La servitù, allarmata dagli spari ma senza entrare nella stanza, telefonò alla polizia, In un’intervista a L’Europeo, l’agente Domenico Scali ricorda: “Il primo corpo che vidi fu quello di Anna Fallarino. Mi sembrò ancora viva. Era seduta sul divano con le gambe incrociate sopra uno sgabello. Aveva le mani in grembo e il volto sereno. La nota stonata era una macchia scura di sangue sulla camicetta. Vicino a lei, accanto al divano, c’era il giovane Minorenti. Giaceva mezzo raggomitolato per terra, con indosso una maglietta leggera e dei pantaloni, seminascosto da un tavolino con cui aveva tentato a quanto pare un’estrema difesa. Avanzai e vidi anche il terzo corpo, quello del marchese. Non era un bello spettacolo, con la testa mezza sfigurata dal colpo di fucile. L’arma, un Browning calibro 12, giaceva abbandonata su una poltrona. Doveva aver usato quella poltrona per puntarsi il fucile sotto il mento”.

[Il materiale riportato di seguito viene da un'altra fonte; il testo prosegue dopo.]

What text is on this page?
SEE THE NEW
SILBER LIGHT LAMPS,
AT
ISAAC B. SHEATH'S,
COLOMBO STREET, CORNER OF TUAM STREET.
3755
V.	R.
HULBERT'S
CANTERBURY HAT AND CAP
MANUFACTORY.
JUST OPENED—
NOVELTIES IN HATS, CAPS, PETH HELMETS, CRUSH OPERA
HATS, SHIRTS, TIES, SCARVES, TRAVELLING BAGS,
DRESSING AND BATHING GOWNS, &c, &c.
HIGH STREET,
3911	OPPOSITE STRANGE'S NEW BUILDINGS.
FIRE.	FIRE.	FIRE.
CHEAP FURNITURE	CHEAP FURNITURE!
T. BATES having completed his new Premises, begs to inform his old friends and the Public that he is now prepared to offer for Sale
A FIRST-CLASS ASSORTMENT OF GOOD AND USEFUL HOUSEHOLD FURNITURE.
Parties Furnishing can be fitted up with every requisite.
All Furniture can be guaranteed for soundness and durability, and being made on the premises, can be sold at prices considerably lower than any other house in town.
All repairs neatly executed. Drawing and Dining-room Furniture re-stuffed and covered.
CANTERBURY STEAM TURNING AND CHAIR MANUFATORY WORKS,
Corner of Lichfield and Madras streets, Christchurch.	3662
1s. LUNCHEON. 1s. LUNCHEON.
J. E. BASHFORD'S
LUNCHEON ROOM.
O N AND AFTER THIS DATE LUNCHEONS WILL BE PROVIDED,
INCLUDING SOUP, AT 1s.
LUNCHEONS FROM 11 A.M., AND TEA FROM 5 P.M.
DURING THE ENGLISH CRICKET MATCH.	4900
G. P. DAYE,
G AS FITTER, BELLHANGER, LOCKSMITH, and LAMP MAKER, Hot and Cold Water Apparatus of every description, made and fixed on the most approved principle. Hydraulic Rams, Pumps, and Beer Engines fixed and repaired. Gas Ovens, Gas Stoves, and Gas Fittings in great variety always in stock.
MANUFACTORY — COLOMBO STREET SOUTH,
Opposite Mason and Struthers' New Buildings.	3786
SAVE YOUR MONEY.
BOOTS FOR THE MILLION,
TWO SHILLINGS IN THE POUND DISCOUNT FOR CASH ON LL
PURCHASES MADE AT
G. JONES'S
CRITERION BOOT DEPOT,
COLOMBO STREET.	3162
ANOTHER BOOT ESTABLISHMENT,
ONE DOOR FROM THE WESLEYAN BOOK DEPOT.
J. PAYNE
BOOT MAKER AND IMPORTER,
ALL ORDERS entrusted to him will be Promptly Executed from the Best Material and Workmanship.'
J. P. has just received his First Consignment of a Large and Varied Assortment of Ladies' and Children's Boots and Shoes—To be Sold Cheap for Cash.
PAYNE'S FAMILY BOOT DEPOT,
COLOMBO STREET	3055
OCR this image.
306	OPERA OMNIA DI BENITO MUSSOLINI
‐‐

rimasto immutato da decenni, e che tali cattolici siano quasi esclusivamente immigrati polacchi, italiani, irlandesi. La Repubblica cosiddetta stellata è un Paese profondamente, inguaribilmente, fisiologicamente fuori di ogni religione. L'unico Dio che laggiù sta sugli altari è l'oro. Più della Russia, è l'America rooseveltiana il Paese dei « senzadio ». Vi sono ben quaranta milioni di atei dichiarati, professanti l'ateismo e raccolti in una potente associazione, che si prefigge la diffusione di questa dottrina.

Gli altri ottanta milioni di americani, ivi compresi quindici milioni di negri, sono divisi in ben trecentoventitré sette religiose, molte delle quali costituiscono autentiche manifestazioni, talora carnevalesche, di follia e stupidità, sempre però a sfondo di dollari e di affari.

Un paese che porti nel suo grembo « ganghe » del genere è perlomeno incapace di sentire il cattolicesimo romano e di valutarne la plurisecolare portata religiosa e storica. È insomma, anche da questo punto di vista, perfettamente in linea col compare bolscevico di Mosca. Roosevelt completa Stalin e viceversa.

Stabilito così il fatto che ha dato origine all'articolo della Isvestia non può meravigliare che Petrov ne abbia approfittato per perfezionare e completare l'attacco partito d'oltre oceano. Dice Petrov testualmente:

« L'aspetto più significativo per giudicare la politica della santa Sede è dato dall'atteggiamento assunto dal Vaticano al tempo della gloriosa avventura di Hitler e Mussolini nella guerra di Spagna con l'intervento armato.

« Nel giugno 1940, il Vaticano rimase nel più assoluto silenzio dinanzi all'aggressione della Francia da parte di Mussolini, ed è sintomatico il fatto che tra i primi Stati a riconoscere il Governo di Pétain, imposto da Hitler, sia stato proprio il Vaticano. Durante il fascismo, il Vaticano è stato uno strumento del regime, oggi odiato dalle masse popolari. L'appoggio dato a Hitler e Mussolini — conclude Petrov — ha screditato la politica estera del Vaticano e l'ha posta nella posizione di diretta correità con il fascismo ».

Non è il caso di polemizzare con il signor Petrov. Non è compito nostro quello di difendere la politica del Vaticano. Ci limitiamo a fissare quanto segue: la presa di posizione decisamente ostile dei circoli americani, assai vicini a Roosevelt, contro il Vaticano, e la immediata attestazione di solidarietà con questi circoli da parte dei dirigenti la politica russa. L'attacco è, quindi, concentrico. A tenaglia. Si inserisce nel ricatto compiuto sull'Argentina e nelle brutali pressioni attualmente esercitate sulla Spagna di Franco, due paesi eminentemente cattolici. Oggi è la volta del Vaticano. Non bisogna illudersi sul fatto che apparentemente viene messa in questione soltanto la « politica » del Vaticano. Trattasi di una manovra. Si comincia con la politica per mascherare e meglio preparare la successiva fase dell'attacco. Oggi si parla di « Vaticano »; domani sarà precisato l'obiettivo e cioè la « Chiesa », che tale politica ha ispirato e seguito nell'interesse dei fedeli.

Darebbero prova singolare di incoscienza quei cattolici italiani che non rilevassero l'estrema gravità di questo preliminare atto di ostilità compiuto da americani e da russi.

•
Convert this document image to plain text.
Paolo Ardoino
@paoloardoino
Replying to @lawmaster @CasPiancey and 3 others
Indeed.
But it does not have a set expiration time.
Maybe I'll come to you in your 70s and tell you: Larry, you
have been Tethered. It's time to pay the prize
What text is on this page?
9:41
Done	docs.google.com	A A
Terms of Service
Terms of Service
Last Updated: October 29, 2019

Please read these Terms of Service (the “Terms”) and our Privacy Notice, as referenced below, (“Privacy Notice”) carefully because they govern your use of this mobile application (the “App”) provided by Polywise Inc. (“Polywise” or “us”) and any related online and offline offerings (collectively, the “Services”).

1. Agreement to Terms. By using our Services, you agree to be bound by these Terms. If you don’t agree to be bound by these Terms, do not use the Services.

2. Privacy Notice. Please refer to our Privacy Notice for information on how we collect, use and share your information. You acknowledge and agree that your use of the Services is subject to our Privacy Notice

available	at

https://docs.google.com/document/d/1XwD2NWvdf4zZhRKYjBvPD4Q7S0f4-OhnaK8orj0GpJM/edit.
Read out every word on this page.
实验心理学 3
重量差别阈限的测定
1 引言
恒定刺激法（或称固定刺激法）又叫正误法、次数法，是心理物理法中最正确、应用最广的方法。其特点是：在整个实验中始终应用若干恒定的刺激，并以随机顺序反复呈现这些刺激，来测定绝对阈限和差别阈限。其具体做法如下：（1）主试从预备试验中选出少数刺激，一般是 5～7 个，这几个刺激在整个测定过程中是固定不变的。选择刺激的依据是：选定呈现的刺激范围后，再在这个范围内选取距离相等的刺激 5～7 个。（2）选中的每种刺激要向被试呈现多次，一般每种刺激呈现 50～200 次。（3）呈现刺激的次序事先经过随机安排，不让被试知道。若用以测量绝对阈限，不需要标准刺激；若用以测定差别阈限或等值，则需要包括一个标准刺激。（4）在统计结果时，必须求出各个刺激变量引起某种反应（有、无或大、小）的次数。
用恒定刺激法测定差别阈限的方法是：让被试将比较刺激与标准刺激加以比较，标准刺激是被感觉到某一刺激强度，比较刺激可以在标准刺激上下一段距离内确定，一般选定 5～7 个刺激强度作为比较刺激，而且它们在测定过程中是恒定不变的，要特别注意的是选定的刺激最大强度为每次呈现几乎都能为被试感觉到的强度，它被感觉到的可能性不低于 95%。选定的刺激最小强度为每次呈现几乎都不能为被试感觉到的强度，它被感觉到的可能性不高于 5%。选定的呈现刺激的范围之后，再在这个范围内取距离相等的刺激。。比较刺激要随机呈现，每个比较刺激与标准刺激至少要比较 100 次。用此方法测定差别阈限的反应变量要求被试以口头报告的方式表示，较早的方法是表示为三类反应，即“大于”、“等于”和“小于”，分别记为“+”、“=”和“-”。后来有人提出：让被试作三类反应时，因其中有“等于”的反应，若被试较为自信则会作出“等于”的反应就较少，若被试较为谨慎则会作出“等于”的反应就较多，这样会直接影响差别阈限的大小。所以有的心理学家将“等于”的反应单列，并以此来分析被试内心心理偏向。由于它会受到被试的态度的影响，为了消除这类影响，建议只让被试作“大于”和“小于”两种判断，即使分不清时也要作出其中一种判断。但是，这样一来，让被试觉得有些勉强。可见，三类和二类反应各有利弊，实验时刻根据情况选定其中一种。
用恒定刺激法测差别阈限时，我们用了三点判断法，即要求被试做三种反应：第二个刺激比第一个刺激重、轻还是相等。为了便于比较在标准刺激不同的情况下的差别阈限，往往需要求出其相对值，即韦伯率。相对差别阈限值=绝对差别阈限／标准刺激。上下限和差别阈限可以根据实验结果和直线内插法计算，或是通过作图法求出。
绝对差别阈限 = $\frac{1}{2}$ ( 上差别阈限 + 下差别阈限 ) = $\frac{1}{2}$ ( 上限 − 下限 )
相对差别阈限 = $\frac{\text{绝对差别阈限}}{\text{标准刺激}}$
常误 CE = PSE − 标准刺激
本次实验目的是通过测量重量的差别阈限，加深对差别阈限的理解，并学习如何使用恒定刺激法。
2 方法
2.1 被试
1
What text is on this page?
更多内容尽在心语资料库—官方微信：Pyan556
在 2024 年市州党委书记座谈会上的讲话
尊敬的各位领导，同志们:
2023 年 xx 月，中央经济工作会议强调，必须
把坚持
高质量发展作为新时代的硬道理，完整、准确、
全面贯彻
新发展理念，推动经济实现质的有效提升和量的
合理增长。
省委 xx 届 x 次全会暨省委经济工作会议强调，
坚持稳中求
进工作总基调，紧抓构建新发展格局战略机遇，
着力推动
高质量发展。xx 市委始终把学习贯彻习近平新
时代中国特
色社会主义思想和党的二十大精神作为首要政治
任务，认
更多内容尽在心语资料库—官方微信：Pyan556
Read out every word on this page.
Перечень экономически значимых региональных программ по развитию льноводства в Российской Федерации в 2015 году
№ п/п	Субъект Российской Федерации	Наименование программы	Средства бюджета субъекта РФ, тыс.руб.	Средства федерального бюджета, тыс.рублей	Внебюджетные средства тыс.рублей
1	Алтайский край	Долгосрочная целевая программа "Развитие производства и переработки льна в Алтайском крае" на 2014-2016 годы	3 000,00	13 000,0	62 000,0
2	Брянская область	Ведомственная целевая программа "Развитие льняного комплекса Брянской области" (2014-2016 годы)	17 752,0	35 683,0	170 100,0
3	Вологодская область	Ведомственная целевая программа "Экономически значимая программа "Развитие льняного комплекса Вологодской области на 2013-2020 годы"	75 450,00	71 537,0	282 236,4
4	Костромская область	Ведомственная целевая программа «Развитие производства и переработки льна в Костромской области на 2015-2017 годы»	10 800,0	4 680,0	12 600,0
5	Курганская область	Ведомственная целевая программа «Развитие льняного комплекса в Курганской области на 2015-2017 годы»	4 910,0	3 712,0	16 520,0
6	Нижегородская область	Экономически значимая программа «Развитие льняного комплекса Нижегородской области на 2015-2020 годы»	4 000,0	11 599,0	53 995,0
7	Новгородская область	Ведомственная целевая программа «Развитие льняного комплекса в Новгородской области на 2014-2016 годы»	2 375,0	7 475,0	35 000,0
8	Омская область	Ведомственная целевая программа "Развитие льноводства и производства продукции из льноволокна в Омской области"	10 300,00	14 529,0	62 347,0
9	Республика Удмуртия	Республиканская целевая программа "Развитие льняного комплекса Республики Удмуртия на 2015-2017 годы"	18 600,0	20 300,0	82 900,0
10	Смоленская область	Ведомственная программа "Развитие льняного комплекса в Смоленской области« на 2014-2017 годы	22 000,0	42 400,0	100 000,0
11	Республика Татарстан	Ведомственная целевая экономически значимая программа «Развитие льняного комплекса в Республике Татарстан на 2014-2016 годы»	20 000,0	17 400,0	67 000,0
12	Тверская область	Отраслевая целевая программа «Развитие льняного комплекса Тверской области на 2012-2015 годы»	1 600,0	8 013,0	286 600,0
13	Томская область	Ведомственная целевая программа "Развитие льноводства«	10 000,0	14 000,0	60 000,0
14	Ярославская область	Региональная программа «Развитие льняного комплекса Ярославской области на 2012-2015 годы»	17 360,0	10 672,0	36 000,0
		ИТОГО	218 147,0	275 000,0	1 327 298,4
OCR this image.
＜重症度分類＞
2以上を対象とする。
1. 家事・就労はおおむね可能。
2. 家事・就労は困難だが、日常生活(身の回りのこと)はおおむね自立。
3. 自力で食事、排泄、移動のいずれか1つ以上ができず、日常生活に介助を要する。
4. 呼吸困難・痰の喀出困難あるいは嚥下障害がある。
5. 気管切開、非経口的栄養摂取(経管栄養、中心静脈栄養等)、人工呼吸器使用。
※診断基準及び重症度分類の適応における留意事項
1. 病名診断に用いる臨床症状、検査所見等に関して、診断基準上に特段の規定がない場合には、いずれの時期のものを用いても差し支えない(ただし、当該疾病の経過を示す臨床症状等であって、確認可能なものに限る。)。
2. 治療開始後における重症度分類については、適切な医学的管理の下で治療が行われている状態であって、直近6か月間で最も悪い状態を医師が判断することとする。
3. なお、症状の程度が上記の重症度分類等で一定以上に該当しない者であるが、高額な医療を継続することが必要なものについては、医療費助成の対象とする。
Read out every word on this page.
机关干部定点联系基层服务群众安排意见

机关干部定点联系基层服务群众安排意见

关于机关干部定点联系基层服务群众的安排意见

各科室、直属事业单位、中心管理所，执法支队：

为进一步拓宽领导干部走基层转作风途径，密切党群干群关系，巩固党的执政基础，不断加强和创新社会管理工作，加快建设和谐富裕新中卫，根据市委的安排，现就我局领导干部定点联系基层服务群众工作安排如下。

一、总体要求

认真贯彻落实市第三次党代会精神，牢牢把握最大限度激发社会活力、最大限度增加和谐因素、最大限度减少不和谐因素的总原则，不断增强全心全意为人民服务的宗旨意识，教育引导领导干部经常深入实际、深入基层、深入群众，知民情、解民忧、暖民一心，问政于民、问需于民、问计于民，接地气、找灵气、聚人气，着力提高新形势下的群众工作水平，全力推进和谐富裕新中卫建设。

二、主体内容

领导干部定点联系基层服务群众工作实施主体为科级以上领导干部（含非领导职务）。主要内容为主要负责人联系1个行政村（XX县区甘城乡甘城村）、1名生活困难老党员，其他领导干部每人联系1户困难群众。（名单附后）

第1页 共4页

Dal momento che il sangue di Anna è mischiato ad una sostanza bianca, si scopre che la donna ha fatto uso di chirurgia estetica: una delle prime a farsi inserire le protesi di silicone nel seno.

Tante le proprietà lasciate in eredità dal marchese, dall’abitazione di Roma Parioli a Palazzo Stampa di via Soncino in Milano, poi residenze sparse nel milanese: Arcore, Cinisello Balsamo, Cusago, Muggiò, Usmate Velate. Quest’ultima residenza, già Giulini Della Porta (ora Villa San Martino), è di proprietà di Silvio Berlusconi dal 1974. Anna Maria Casati Stampa di Soncino (nata nel 1952 dalla prima moglie, la ballerina Letizia Izzo) ha sposato il conte Pierdonato Donà dalle Rose nel 1972.

La vicenda ha avuto ovviamente ampia risonanza sia per la morbosità della vicenda e per la notorietà dei personaggi coinvolti, sia per l’impatto su un’Italia che cercava di voltare pagina rispetto ad una tradizione bacchettona. Anna Fallarino in Casati Stampa, paradossalmente, ha iscritto il proprio nome dei libri di storia del costume grazie alla sua sfrontatezza.